Publicacao/Comunicacao
Intimação - DECISÃO
Execução de Título Extrajudicial Nº 0004845-54.2018.8.27.2706/TO
AUTOR: BANCO DO BRASIL SA
ADVOGADO(A): MARCELO NEUMANN MOREIRAS PESSOA (OAB RJ110501)
RÉU: ANTONIO FERREIRA DUARTE
ADVOGADO(A): AELTON CARDOSO PINHEIRO (OAB TO007250)
ADVOGADO(A): LENO NERES DE SOUSA (OAB TO007261)
DESPACHO/DECISÃO
Vistos.
O exequente Banco do Brasil Sociedade Anônima apresentou requerimento pugnando pela intimação da parte executada para que esta forneça a localização exata dos bens imóveis registrados sob as matrículas número 27.078 e número 3.155, cujas certidões repousam no evento 172. Sustenta a necessidade de tal informação para viabilizar o cumprimento dos atos de penhora e avaliação judicial anteriormente determinados.
O processo de execução é norteado pelo princípio da máxima utilidade da execução, bem como pelo dever de cooperação entre as partes, conforme estabelecido no artigo 6 do Código de Processo Civil. Nesse contexto, incumbe ao devedor o dever de transparência e colaboração com o juízo para a localização de patrimônio passível de satisfação do crédito exequendo, não lhe sendo lícito embaraçar a efetivação da tutela jurisdicional executiva.
De acordo com o artigo 774, inciso V, do Código de Processo Civil, considera-se ato atentatório à dignidade da justiça a conduta do executado que, intimado, não indica em cinco dias quais são e onde se encontram os bens sujeitos à penhora e os respectivos valores. A indicação precisa da localização fática dos imóveis é providência indispensável para que o oficial de justiça possa realizar a diligência de campo com segurança e precisão, evitando diligências infrutíferas que apenas retardam o andamento processual.
A omissão ou a recusa injustificada em prestar as informações solicitadas pelo juízo acerca da localização de bens passíveis de constrição configura resistência que desborda dos limites do exercício do direito de defesa, sujeitando o infrator às sanções processuais pertinentes. A conduta da parte executada deve pautar-se pela boa-fé, sendo-lhe vedada a adoção de posturas que dificultem a penhora de bens ou que visem fraudar a execução, conforme as hipóteses previstas nos incisos III e IV do referido artigo 774.

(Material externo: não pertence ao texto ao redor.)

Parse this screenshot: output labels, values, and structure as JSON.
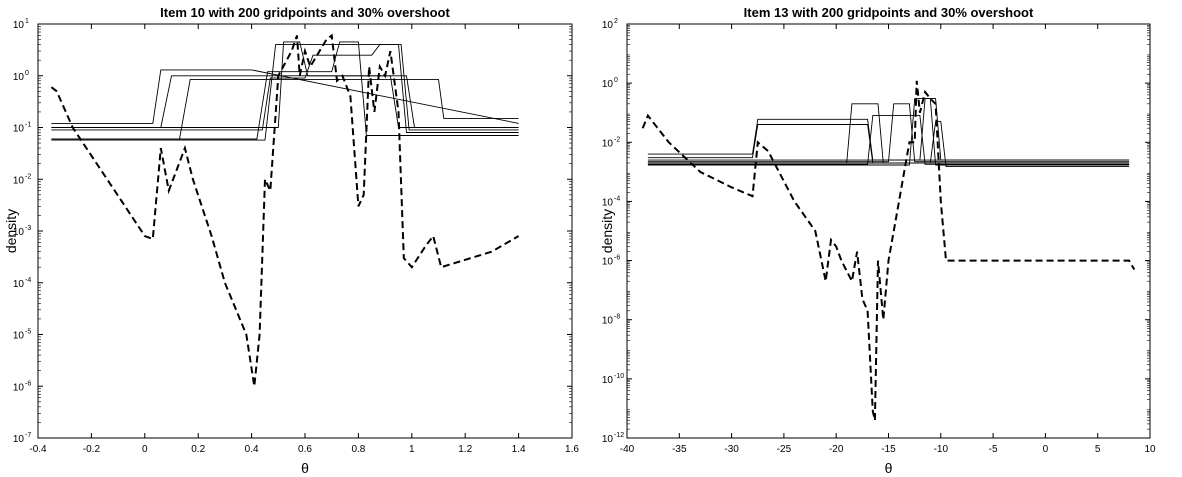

Defiro o pedido formulado pela parte exequente.
Intime-se a parte executada, por intermédio de seu advogado devidamente constituído, para que, no prazo de cinco dias, informe o endereço completo e o estado de ocupação dos imóveis objeto das matrículas número 27.078 e número 3.155, a fim de instruir o mandado de penhora e avaliação.
Fica a parte executada advertida de que o descumprimento do presente comando judicial, sem justificativa plausível, poderá ensejar a aplicação de multa por ato atentatório à dignidade da justiça, a ser fixada em montante de até vinte por cento do valor atualizado do débito em execução, nos termos do artigo 774, parágrafo único, do Código de Processo Civil.
Intimem-se.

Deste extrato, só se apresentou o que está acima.